# Dogs Used as Shark Bait!



## beach_angel05 (Sep 13, 2009)

So I came across a Facebook group with this title and it has got to be the most disturbing thing I've ever heard/read about! I didn't know what sub-forum to put this under, but here's an article from National Geographic about the whole situation. This is the first time I've heard about this but apparently it's been going on for awhile. It just breaks my heart that people can really be that cruel to any animal.

http://news.nationalgeographic.com/news/2005/10/1019_051019_dogs_sharks.html

Here is another link:
http://www.snopes.com/critters/crusader/sharkbait.asp


----------



## BooLette (Jul 11, 2009)

Someone should take those people and put a huge hook through their face and drag them behind a boat. And people wonder why I prefer my dogs to other people....hmmm?


----------



## Miranda16 (Jan 17, 2010)

BooLette said:


> Someone should take those people and put a huge hook through their face and drag them behind a boat. And people wonder why I prefer my dogs to other people....hmmm?


i agree entirely


----------



## Active Dog (Jan 18, 2010)

That's one of the most disturbing things I have ever heard.... I would really like to treat them the same way they treat the dogs and cats! No living thing (other than those who have done this) deserves to be thrown in the ocean, completely helpless to their fate, and eaten alive...this makes me sick to my stomach...


----------



## yappypappymom (Oct 22, 2009)

Words fail me at a time like this....*shakes head*...WHY is this continuning to happen?!?!!


----------



## beach_angel05 (Sep 13, 2009)

I know, I really don't understand how people can be so horrible. It's just unimaginable to think that that actually happens :S


----------



## Hallie (Nov 9, 2008)

I'm part of that facebook group, I remember hearing about this last year. I really hope they have that island under control.
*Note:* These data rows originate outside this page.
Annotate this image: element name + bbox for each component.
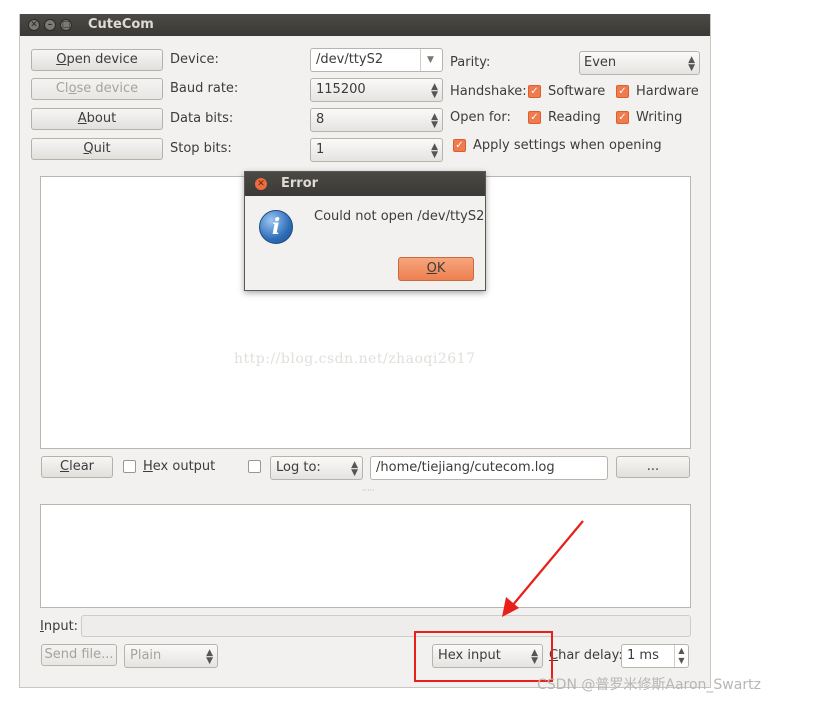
info-icon: i [259, 210, 293, 244]
close-icon[interactable]: ✕ [28, 19, 40, 31]
log-to-combo[interactable]: Log to: ▲ ▼ [270, 456, 363, 480]
cutecom-window: ✕ – □ CuteCom Open device Close device A… [19, 14, 711, 688]
parity-value: Even [584, 55, 617, 70]
data-bits-combo[interactable]: 8 ▲ ▼ [310, 108, 443, 132]
writing-label: Writing [636, 110, 683, 125]
log-to-value: Log to: [276, 460, 321, 475]
hex-output-label: Hex output [143, 459, 215, 474]
spin-arrows-icon[interactable]: ▲ ▼ [674, 645, 688, 667]
hex-output-checkbox[interactable] [123, 460, 136, 473]
updown-arrows-icon: ▲ ▼ [431, 112, 438, 130]
splitter-handle[interactable]: ····· [362, 486, 375, 495]
hex-output-mnemonic: H [143, 459, 153, 474]
browse-button[interactable]: ... [616, 456, 690, 478]
data-bits-value: 8 [316, 112, 325, 127]
plain-value: Plain [130, 648, 162, 663]
quit-mnemonic: Q [83, 141, 94, 156]
dialog-title-bar: ✕ Error [245, 172, 485, 196]
updown-arrows-icon: ▲ ▼ [431, 82, 438, 100]
close-device-label-b: se device [76, 81, 139, 96]
close-device-button[interactable]: Close device [31, 78, 163, 100]
device-value: /dev/ttyS2 [316, 52, 384, 67]
parity-label: Parity: [450, 55, 491, 70]
input-history-textarea[interactable] [40, 504, 691, 608]
baud-rate-value: 115200 [316, 82, 366, 97]
title-bar: ✕ – □ CuteCom [20, 14, 710, 36]
software-label: Software [548, 84, 606, 99]
device-combo[interactable]: /dev/ttyS2 ▼ [310, 48, 443, 72]
input-field[interactable] [81, 615, 691, 637]
dialog-close-icon[interactable]: ✕ [255, 178, 267, 190]
csdn-watermark: CSDN @普罗米修斯Aaron_Swartz [537, 677, 761, 693]
annotation-highlight-box [414, 631, 553, 682]
reading-label: Reading [548, 110, 601, 125]
hardware-handshake-checkbox[interactable]: ✓ [616, 85, 629, 98]
handshake-label: Handshake: [450, 84, 527, 99]
quit-label: uit [93, 141, 111, 156]
about-label: bout [86, 111, 117, 126]
error-dialog: ✕ Error i Could not open /dev/ttyS2 OK [244, 171, 486, 291]
char-delay-value: 1 ms [627, 648, 659, 663]
char-delay-spinbox[interactable]: 1 ms ▲ ▼ [621, 644, 689, 668]
updown-arrows-icon: ▲ ▼ [431, 142, 438, 160]
quit-button[interactable]: Quit [31, 138, 163, 160]
minimize-icon[interactable]: – [44, 19, 56, 31]
baud-rate-label: Baud rate: [170, 81, 239, 96]
close-device-label-a: Cl [55, 81, 69, 96]
open-device-mnemonic: O [56, 52, 67, 67]
stop-bits-label: Stop bits: [170, 141, 232, 156]
updown-arrows-icon: ▲ ▼ [351, 460, 358, 478]
device-label: Device: [170, 52, 219, 67]
ok-mnemonic: O [426, 261, 437, 276]
stop-bits-combo[interactable]: 1 ▲ ▼ [310, 138, 443, 162]
log-path-value: /home/tiejiang/cutecom.log [376, 460, 555, 475]
ok-label: K [436, 261, 446, 276]
input-label-text: nput: [43, 619, 79, 634]
ok-button[interactable]: OK [398, 257, 474, 281]
input-label: Input: [40, 619, 78, 634]
updown-arrows-icon: ▲ ▼ [688, 55, 695, 73]
apply-settings-checkbox[interactable]: ✓ [453, 139, 466, 152]
updown-arrows-icon: ▲ ▼ [206, 648, 213, 666]
open-device-button[interactable]: Open device [31, 49, 163, 71]
writing-checkbox[interactable]: ✓ [616, 111, 629, 124]
reading-checkbox[interactable]: ✓ [528, 111, 541, 124]
window-title: CuteCom [88, 17, 154, 32]
open-device-label: pen device [66, 52, 138, 67]
log-path-field[interactable]: /home/tiejiang/cutecom.log [370, 456, 608, 480]
parity-combo[interactable]: Even ▲ ▼ [579, 51, 700, 75]
apply-settings-label: Apply settings when opening [473, 138, 662, 153]
char-delay-text: har delay: [558, 648, 623, 663]
send-file-button[interactable]: Send file... [41, 644, 117, 666]
log-checkbox[interactable] [248, 460, 261, 473]
clear-mnemonic: C [60, 459, 70, 474]
clear-label: lear [69, 459, 94, 474]
dialog-message: Could not open /dev/ttyS2 [314, 209, 485, 224]
plain-combo[interactable]: Plain ▲ ▼ [124, 644, 218, 668]
open-for-label: Open for: [450, 110, 511, 125]
about-button[interactable]: About [31, 108, 163, 130]
char-delay-label: Char delay: [549, 648, 623, 663]
software-handshake-checkbox[interactable]: ✓ [528, 85, 541, 98]
about-mnemonic: A [77, 111, 87, 126]
data-bits-label: Data bits: [170, 111, 234, 126]
watermark-text: http://blog.csdn.net/zhaoqi2617 [234, 351, 476, 367]
maximize-icon[interactable]: □ [60, 19, 72, 31]
hex-output-text: ex output [152, 459, 216, 474]
stop-bits-value: 1 [316, 142, 325, 157]
close-device-mnemonic: o [68, 81, 77, 96]
dialog-title: Error [281, 176, 319, 191]
hardware-label: Hardware [636, 84, 699, 99]
baud-rate-combo[interactable]: 115200 ▲ ▼ [310, 78, 443, 102]
chevron-down-icon[interactable]: ▼ [420, 49, 440, 71]
clear-button[interactable]: Clear [41, 456, 113, 478]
A man got caught hooking a puppy and got _fined_? That's ridiculous, you should be able to jab a few huge hooks through a living animal for just a simple fine.


----------



## beach_angel05 (Sep 13, 2009)

I think it's ridiculous how some of these "punishments" are very slack. If someone feels so inclined to put an animal thru the pain they're going thru, it's only fair that there be a harsher punishment rather then just a slap on the wrist and a measly fine. That really is the stupidest thing I've ever heard.


----------



## debpass (Oct 13, 2009)

I am so upset  What kind of a person could do such a thing!!!!! These people are morally bankrupt


----------



## RBark (Sep 10, 2007)

Yeah no kidding. These guys should go back to fishing with live worms and baby fish as bait.


----------



## Mydogsnorts (Mar 16, 2010)

That is so sad.


----------



## FilleBelle (Aug 1, 2007)

RBark said:


> Yeah no kidding. These guys should go back to fishing with live worms and baby fish as bait.


<<Snicker>>


----------



## Unleashed (Mar 18, 2010)

are you kidding me!? hooking live dogs and using them as bait should have JAIL TIME AND FELONY writen all over it! that makes me sick. goes to show how heartless some people are. You wouldn't hook a living person so why would you hook a live dog or cat? maybe they should stick to chum fish!

GUH!



*sigh*


----------



## Jod-dog (Mar 28, 2010)

That's horrific! I can't believe that! I am just in shock.


----------